There is no guaranty everyone can do this, in fact we suspect most probably cannot. But we’ve seen it, and know it can be done by experienced hybrid car drivers, which thus means we’ve seen “50” in a different way – that’s the span of low to high mpg the Accord Hybrid can make between low 30s to low 80s between careless and ultra careful driving styles.
In sum, the Accord Hybrid’s mpg is as promised and typically very satisfactory, but if you hear an occasional gripe from someone saying it’s over hyped, that may be true for them and they may indeed not be able to make the numbers. Hybrids, like any car, can differ in real world fuel economy and that’s true for this one too.
Honda Accord Hybrid Review: Thumbs Up or Down?
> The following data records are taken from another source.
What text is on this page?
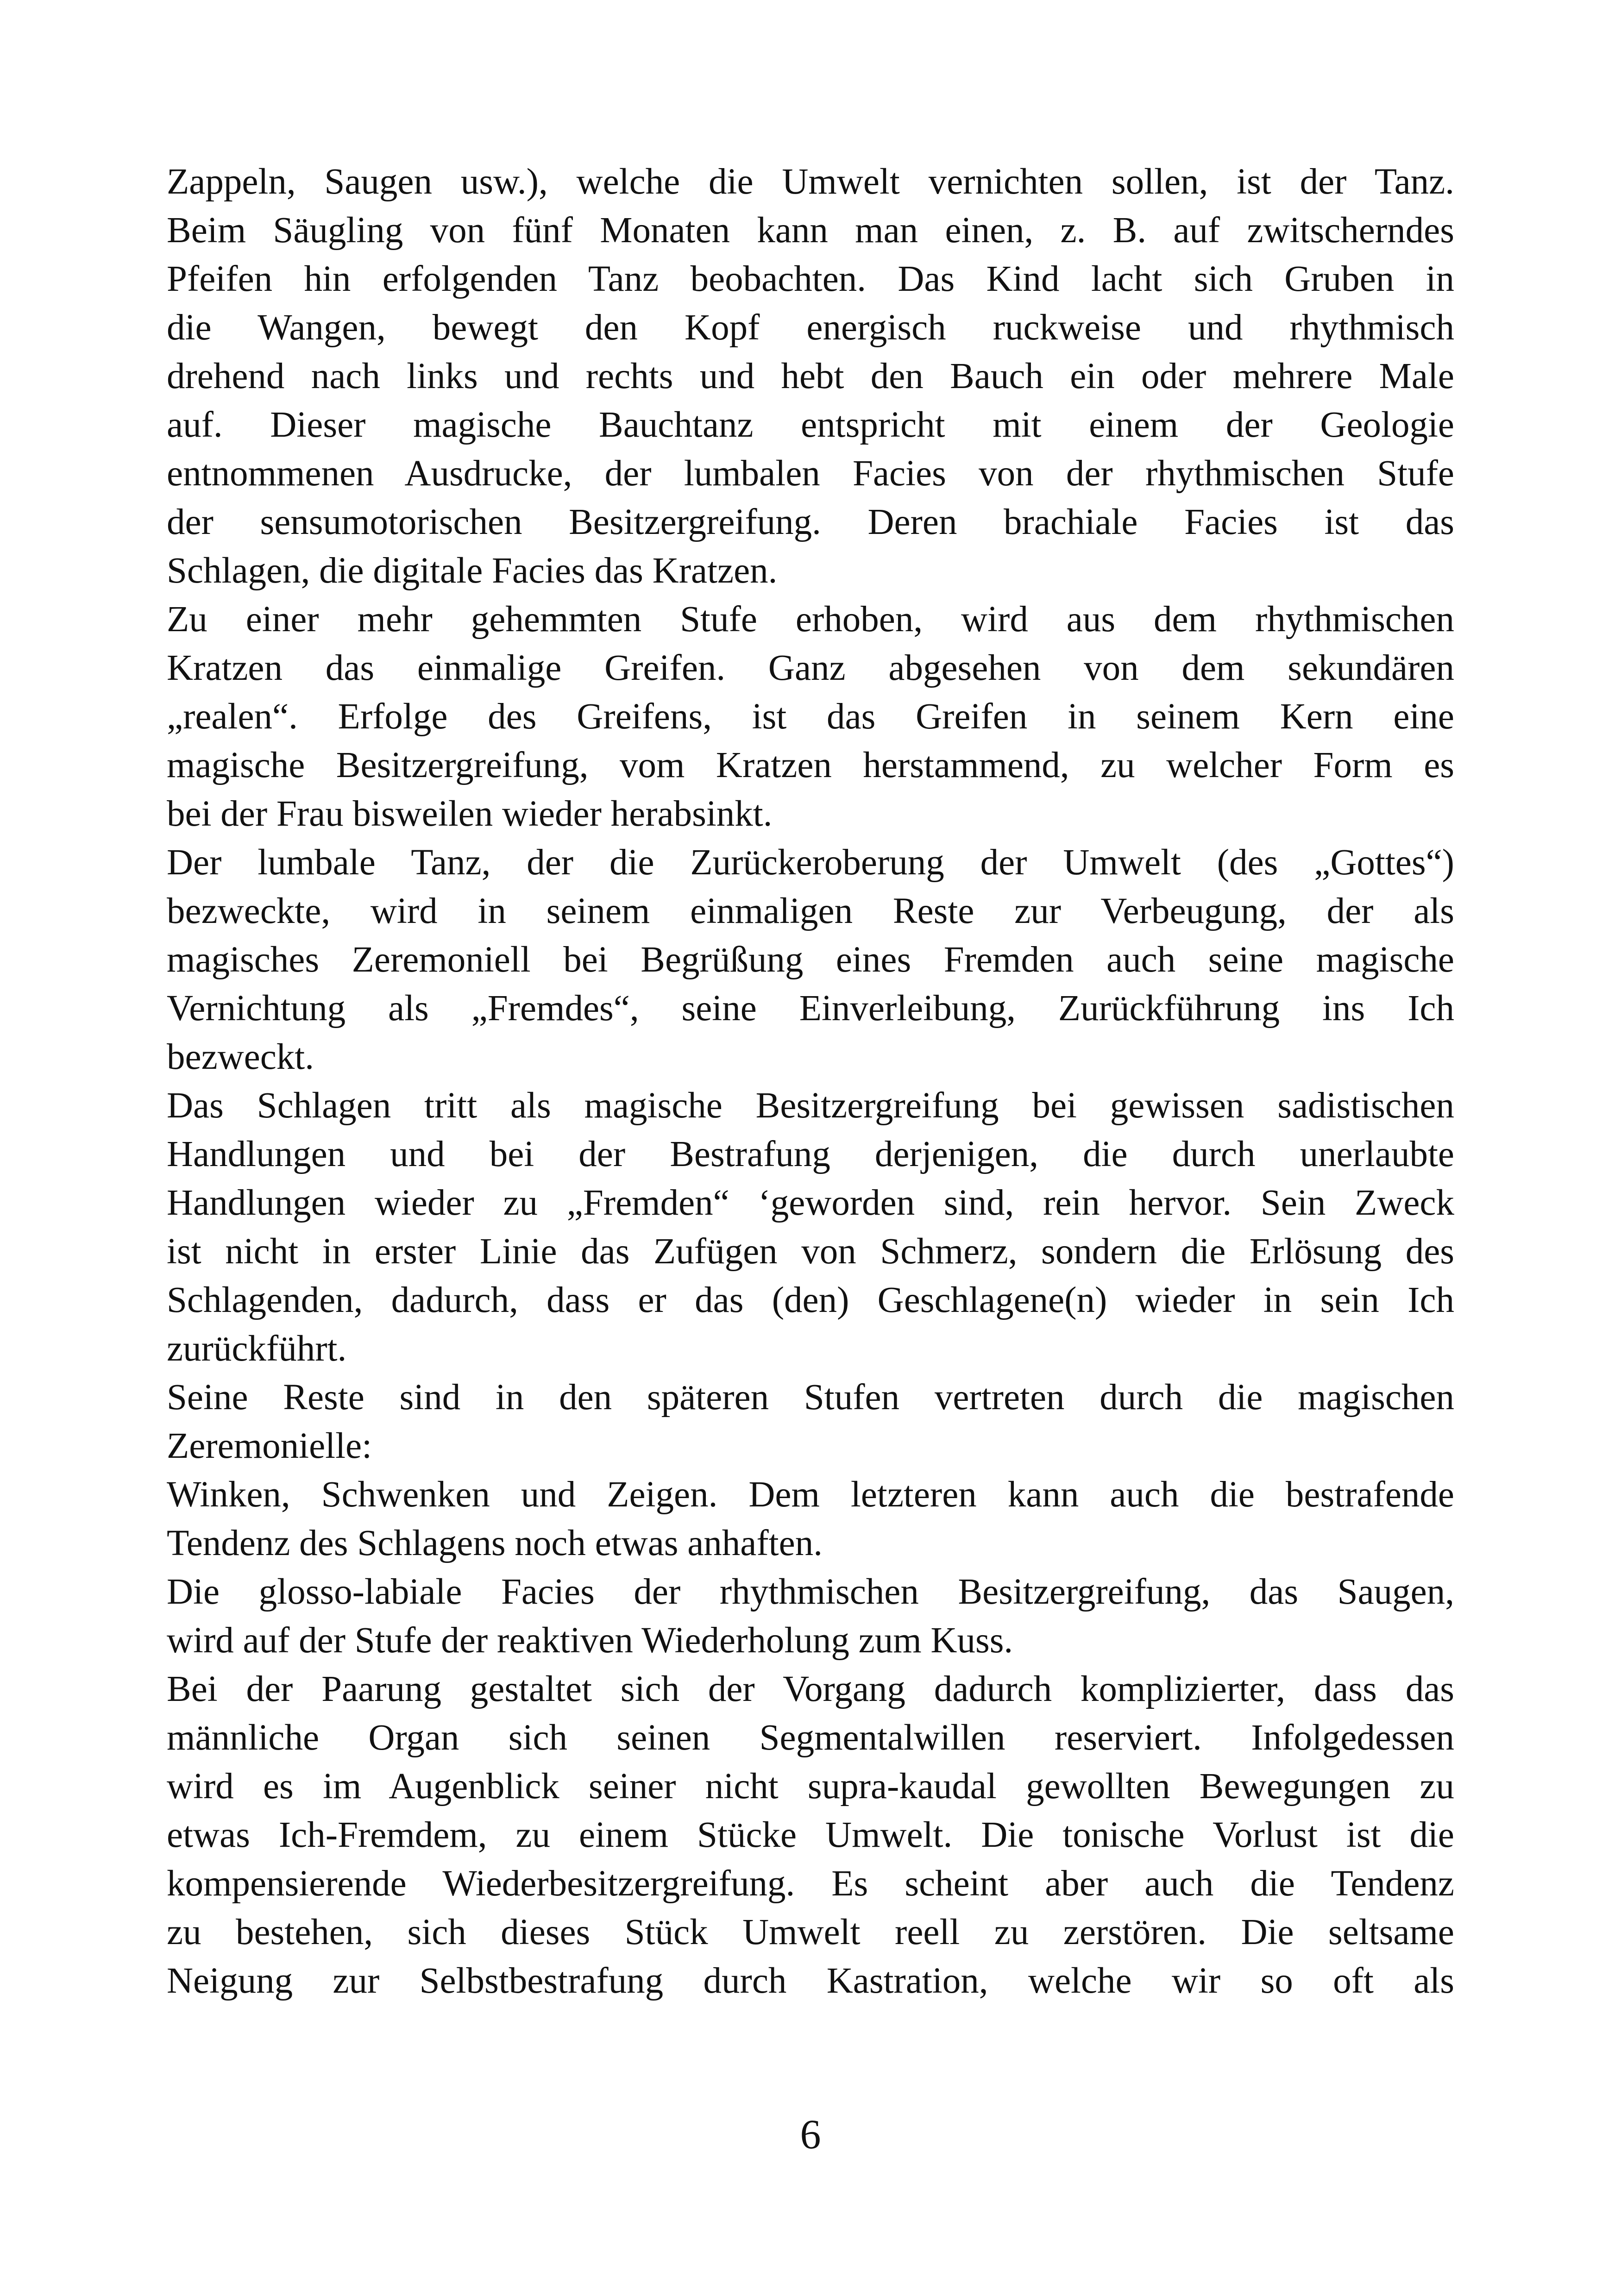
Zappeln, Saugen usw.), welche die Umwelt vernichten sollen, ist der Tanz.
Beim Säugling von fünf Monaten kann man einen, z. B. auf zwitscherndes
Pfeifen hin erfolgenden Tanz beobachten. Das Kind lacht sich Gruben in
die Wangen, bewegt den Kopf energisch ruckweise und rhythmisch
drehend nach links und rechts und hebt den Bauch ein oder mehrere Male
auf. Dieser magische Bauchtanz entspricht mit einem der Geologie
entnommenen Ausdrucke, der lumbalen Facies von der rhythmischen Stufe
der sensumotorischen Besitzergreifung. Deren brachiale Facies ist das
Schlagen, die digitale Facies das Kratzen.
Zu einer mehr gehemmten Stufe erhoben, wird aus dem rhythmischen
Kratzen das einmalige Greifen. Ganz abgesehen von dem sekundären
„realen“. Erfolge des Greifens, ist das Greifen in seinem Kern eine
magische Besitzergreifung, vom Kratzen herstammend, zu welcher Form es
bei der Frau bisweilen wieder herabsinkt.
Der lumbale Tanz, der die Zurückeroberung der Umwelt (des „Gottes“)
bezweckte, wird in seinem einmaligen Reste zur Verbeugung, der als
magisches Zeremoniell bei Begrüßung eines Fremden auch seine magische
Vernichtung als „Fremdes“, seine Einverleibung, Zurückführung ins Ich
bezweckt.
Das Schlagen tritt als magische Besitzergreifung bei gewissen sadistischen
Handlungen und bei der Bestrafung derjenigen, die durch unerlaubte
Handlungen wieder zu „Fremden“ ‘geworden sind, rein hervor. Sein Zweck
ist nicht in erster Linie das Zufügen von Schmerz, sondern die Erlösung des
Schlagenden, dadurch, dass er das (den) Geschlagene(n) wieder in sein Ich
zurückführt.
Seine Reste sind in den späteren Stufen vertreten durch die magischen
Zeremonielle:
Winken, Schwenken und Zeigen. Dem letzteren kann auch die bestrafende
Tendenz des Schlagens noch etwas anhaften.
Die glosso-labiale Facies der rhythmischen Besitzergreifung, das Saugen,
wird auf der Stufe der reaktiven Wiederholung zum Kuss.
Bei der Paarung gestaltet sich der Vorgang dadurch komplizierter, dass das
männliche Organ sich seinen Segmentalwillen reserviert. Infolgedessen
wird es im Augenblick seiner nicht supra-kaudal gewollten Bewegungen zu
etwas Ich-Fremdem, zu einem Stücke Umwelt. Die tonische Vorlust ist die
kompensierende Wiederbesitzergreifung. Es scheint aber auch die Tendenz
zu bestehen, sich dieses Stück Umwelt reell zu zerstören. Die seltsame
Neigung zur Selbstbestrafung durch Kastration, welche wir so oft als
6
The Accord Hybrid sets a new benchmark as a total package, although we will be driving the 2015 Camry Hybrid next week, and we’ll see how much nicer Toyota made that refreshed car.
Including $790 destination, the base Accord “Hybrid” starts at $30,095, the mid-level EX-L is $32,845, and the Touring is $35,845.
Compared to the competition from Ford, Kia, Hyundai, and Toyota, it costs $2,000-$4,000 more, so Honda knows its multiple award-winning, perennially well-regarded car is something special now with the most-effective hybrid system available.
Frankly, we would submit that if Honda were to de-content a lower base model and price it equal or only a little above the Camry Hybrid – and closer to the Accord non-hybrid – it would sell much better, and put a dent in Honda’s other product sales.
It’s irksome that one must spend extra money at the dealer just to save money at the pump. Do only those with household incomes from mid-$90,000s well into six figures, as Honda’s marketers say they’re targeting, appreciate a fuel saving family sedan? We think not.
And, if one does a line-by-line comparison to competitors, the price gap narrows as the Accord Hybrids are well equipped.
The bottom line is, despite the price uptick, we like this one. A lot. The verdict for those looking for a car in this echelon? A definite thumbs up.